Vandaar, dat Nicoll den raad gaf, om tusschen Zondagschool en kerk een zoodanig contact te zoeken, dat het huisgezin in zijn geheel weer in de kerk komt en daar een familiebank inneemt; en om voorts allerwege a league of worshipping children op te richten, een bond van kinderen, die zich verplichten eenmaal Zondags ter kerk te gaan, onder geleide van hunne ouders of Zondagschoolonderwijzers. En als de kinderen in de kerk komen, dan moeten de predikanten met hen rekenen, en althans een gedeelte van hun preek zoo inrichten, dat het voor de kinderen geschikt is. Want, zegt Nicoll, de Zondagschool tracht de kinderen wel tot Christus te leiden, maar daarom juist moet zij hen ook brengen tot de kerk. Want geen Zondagschool, geen Christelijke maatschappij of staat kan de kerk vergoeden; let the church decline, all will decline 11. 43

De achteruitgang der Zondagschool, waarover men in Engeland klaagt, is te ernstiger, wijl de Zondagschool aldaar, evenals in Amerika, meestentijds het catechetisch onderwijs vervangt en dus allereerst voor de kinderen der gemeente is bestemd. Of men nu dezen toestand verbeteren zal, door afzonderlijke kinderkerken interichten of door een gedeelte van de preek speciaal voor de kinderen te bestemmen, staat te bezien. Tegen zulke kinderkerken bestaan, afgezien van het principe, toch zeer ernstige bezwaren. De bekende medewerker van het Handelsblad over het godsdienstig leven in Nederland vestigde er onlangs de aandacht op 12; ze zijn ontleend aan de leeftijdsgrens, die naar boven en naar beneden voor de kinderen gesteld moet worden; aan de wijze, waarop zulke kinderkerken moeten worden ingericht; aan de moeilijkheid, om zoowel het kerkje-spelen als de Zondagschool te vermijden; de schrijver van het artikel over Kinderkerk ried daarom als voornaam bestanddeel van zulk eene godsdienstoefening voor kinderen het gezamenlijk zingen en instudeeren van godsdienstige liederen aan 13.

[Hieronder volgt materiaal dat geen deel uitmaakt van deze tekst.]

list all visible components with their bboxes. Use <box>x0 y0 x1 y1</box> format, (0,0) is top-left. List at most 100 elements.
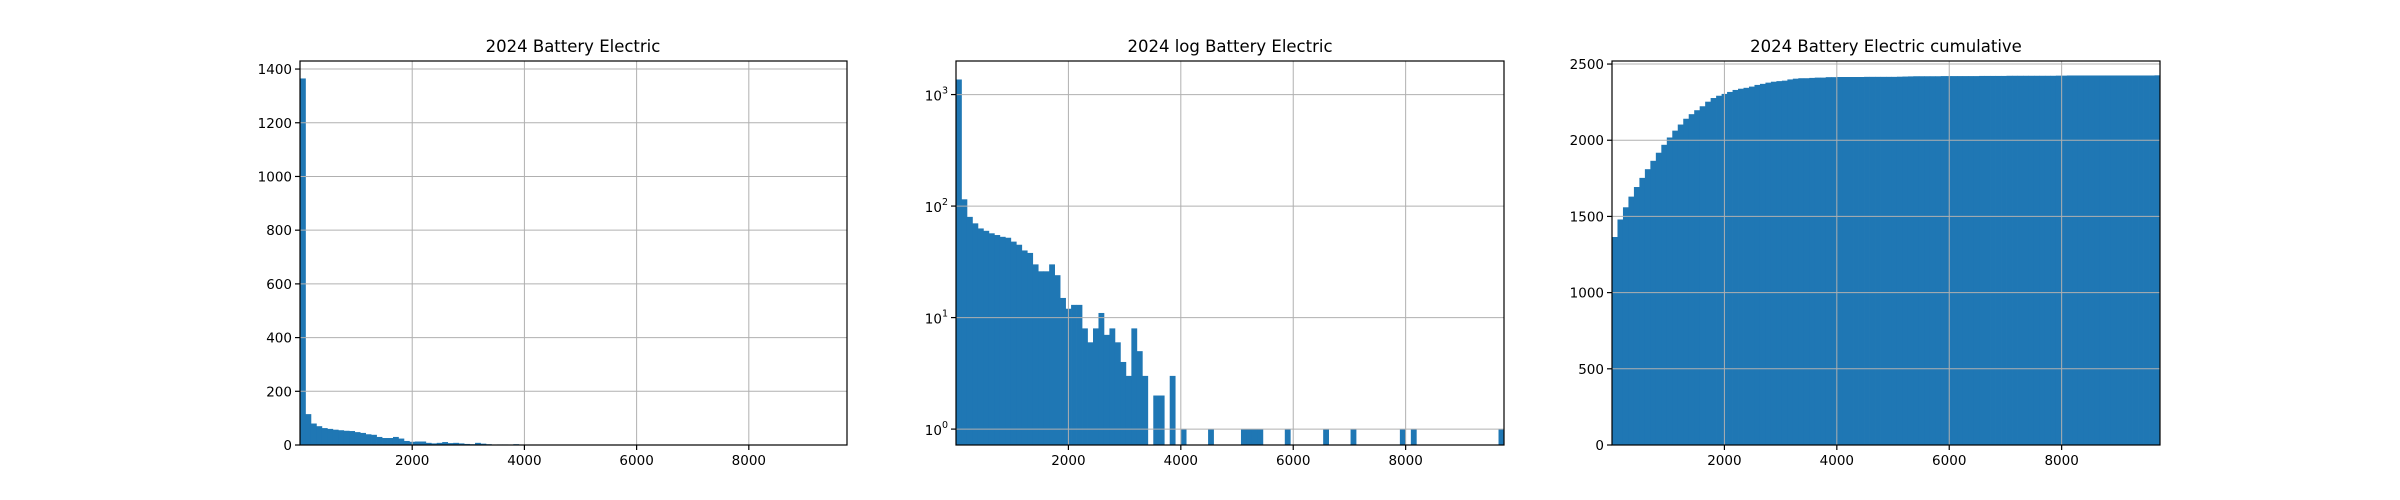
histogram-bar <box>956 79 962 445</box>
histogram-bar <box>1842 77 1848 445</box>
histogram-bar <box>1836 77 1843 445</box>
histogram-bar <box>360 432 366 445</box>
histogram-bar <box>1847 77 1854 445</box>
histogram-bar <box>2094 75 2101 445</box>
y-tick-label: 1000 <box>1570 286 1604 302</box>
plot-area: 2000 4000 6000 8000 0 200 400 600 800 1000 1200 140… <box>258 60 848 469</box>
histogram-bar <box>2138 75 2144 445</box>
y-tick-label: 100 <box>925 420 948 439</box>
x-tick-label: 2000 <box>1707 453 1741 469</box>
x-tick-label: 8000 <box>1388 453 1422 469</box>
histogram-bar <box>1323 429 1329 445</box>
histogram-bar <box>403 440 410 445</box>
histogram-bar <box>382 438 388 445</box>
histogram-bar <box>1639 177 1646 445</box>
histogram-bar <box>2154 75 2161 445</box>
histogram-bar <box>1120 361 1127 445</box>
histogram-bar <box>1131 328 1138 445</box>
histogram-bar <box>1125 375 1132 445</box>
histogram-bar <box>2017 75 2024 445</box>
histogram-bar <box>2105 75 2112 445</box>
histogram-bar <box>327 428 334 445</box>
histogram-bar <box>2061 75 2068 445</box>
histogram-bar <box>1770 81 1777 445</box>
histogram-bar <box>977 228 984 445</box>
histogram-bar <box>2127 75 2133 445</box>
y-tick-label: 102 <box>925 197 948 216</box>
histogram-bar <box>1038 271 1045 445</box>
histogram-bar <box>414 441 421 445</box>
histogram-bar <box>1054 275 1061 445</box>
y-tick-label: 200 <box>266 384 292 400</box>
histogram-bar <box>387 438 394 445</box>
histogram-bar <box>1973 76 1980 445</box>
histogram-bar <box>1180 429 1187 445</box>
histogram-bar <box>2066 75 2073 445</box>
histogram-bar <box>1672 130 1679 445</box>
histogram-bar <box>480 443 487 445</box>
x-tick-label: 8000 <box>2044 453 2078 469</box>
histogram-bar <box>966 216 973 445</box>
histogram-bar <box>994 235 1001 445</box>
histogram-bar <box>1350 429 1357 445</box>
histogram-bar <box>1136 351 1143 445</box>
histogram-bar <box>1951 76 1958 445</box>
histogram-bar <box>1666 137 1673 445</box>
histogram-bar <box>1114 342 1121 445</box>
histogram-bar <box>431 443 438 445</box>
chart-title: 2024 Battery Electric cumulative <box>1750 37 2022 56</box>
histogram-bar <box>1240 429 1247 445</box>
histogram-bar <box>1990 75 1996 446</box>
histogram-bar <box>447 443 454 445</box>
histogram-bar <box>1749 86 1755 445</box>
x-tick-label: 2000 <box>395 453 429 469</box>
x-tick-label: 6000 <box>619 453 653 469</box>
histogram-bar <box>1633 187 1640 445</box>
histogram-bar <box>1787 79 1794 445</box>
histogram-bar <box>1699 106 1706 445</box>
histogram-bar <box>338 430 345 445</box>
histogram-bar <box>1710 98 1717 445</box>
histogram-bar <box>343 430 350 445</box>
histogram-bar <box>1759 83 1766 446</box>
histogram-bar <box>1738 88 1744 445</box>
histogram-bar <box>1169 375 1176 445</box>
histogram-bar <box>1765 82 1772 445</box>
histogram-bar <box>1820 77 1827 446</box>
histogram-bar <box>1251 429 1258 445</box>
histogram-bar <box>1677 124 1684 445</box>
x-tick-label: 8000 <box>732 453 766 469</box>
histogram-bar <box>2110 75 2117 445</box>
histogram-bar <box>983 230 990 445</box>
histogram-bar <box>1831 77 1838 446</box>
histogram-bar <box>2001 75 2007 446</box>
histogram-bar <box>1727 91 1733 446</box>
histogram-bar <box>2033 75 2040 445</box>
histogram-bar <box>2149 75 2155 445</box>
histogram-bar <box>1661 144 1668 445</box>
histogram-bar <box>2077 75 2084 445</box>
y-tick-label: 2500 <box>1570 57 1604 73</box>
histogram-bar <box>1913 76 1920 446</box>
panel-histogram: 2024 Battery Electric 2000 4000 6000 800002… <box>258 37 848 469</box>
y-tick-label: 0 <box>283 438 292 454</box>
histogram-bar <box>1399 429 1406 445</box>
histogram-bar <box>1935 76 1942 446</box>
histogram-bar <box>1732 89 1739 445</box>
y-tick-label: 0 <box>1595 438 1604 454</box>
histogram-bar <box>2088 75 2095 445</box>
plot-area: 2000 4000 6000 8000 0 500 1000 1500 2000 2500 <box>1570 57 2161 469</box>
histogram-bar <box>1027 252 1034 445</box>
histogram-bar <box>1246 429 1253 445</box>
histogram-bar <box>2083 75 2090 445</box>
histogram-bar <box>2121 75 2128 445</box>
y-tick-label: 2000 <box>1570 133 1604 149</box>
histogram-bar <box>1688 114 1695 446</box>
histogram-bar <box>2006 75 2013 445</box>
histogram-bar <box>1005 237 1012 445</box>
histogram-bar <box>349 431 356 445</box>
histogram-bar <box>1886 76 1892 445</box>
histogram-bar <box>436 442 443 445</box>
histogram-bar <box>1071 304 1077 445</box>
histogram-bar <box>1032 264 1039 445</box>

1 Conc. Trid. Sess. 24 cap. 4 de reform. Art. Sonntagskatechese en Sonntagschule in het Lexikon der Pädagogik, Freiburg Herder IV 1093 v.

2 Kaajan, De Pro-Acta der Dordtsche Synode in 1618. Rotterdam 1914 bl. 206 v.

3 Schmidt-Lange, Gesch. der Pädag. IV 166v. Lexikon der Pädag. II 14. IV 1093.

4 Schäfer, Art. Kindergottesdienst in de Protest. Realencykl., 3e Aufl., X 286.

5 Verg. Prof. H.E. Dosker, De Zondagschool in Amerika, in het Gedenkboek, feestuitgave bij het 40-jarig bestaan van de Geref. Zondagschoolvereeniging „Jachin" door J.P. Tazelaar. Nijkerk, Callenbach 1911, bl. 324-334. De American Sunday School Union kwam in 1817 te Philadelphia tot stand, en legt zich vooral toe op het stichten van Zondagscholen in plaatsen, waar godsdienstige opvoeding schier geheel ontbreekt. In haar bijna honderdjarig bestaan richtte zij ongeveer 130.000 Zondagscholen op; haar bestuur bestaat uit leden, die zeven verschillende kerkgenootschappen vertegenwoordigen; voorzitter is thans Martin Luther Finkel. The Banner, Aug. 31, 1916.

6 Zie bovengenoemd Gedenkboek, dat bl. 402-404 ook allerlei litteratuur in betrekking tot de Zondagschool opgeeft.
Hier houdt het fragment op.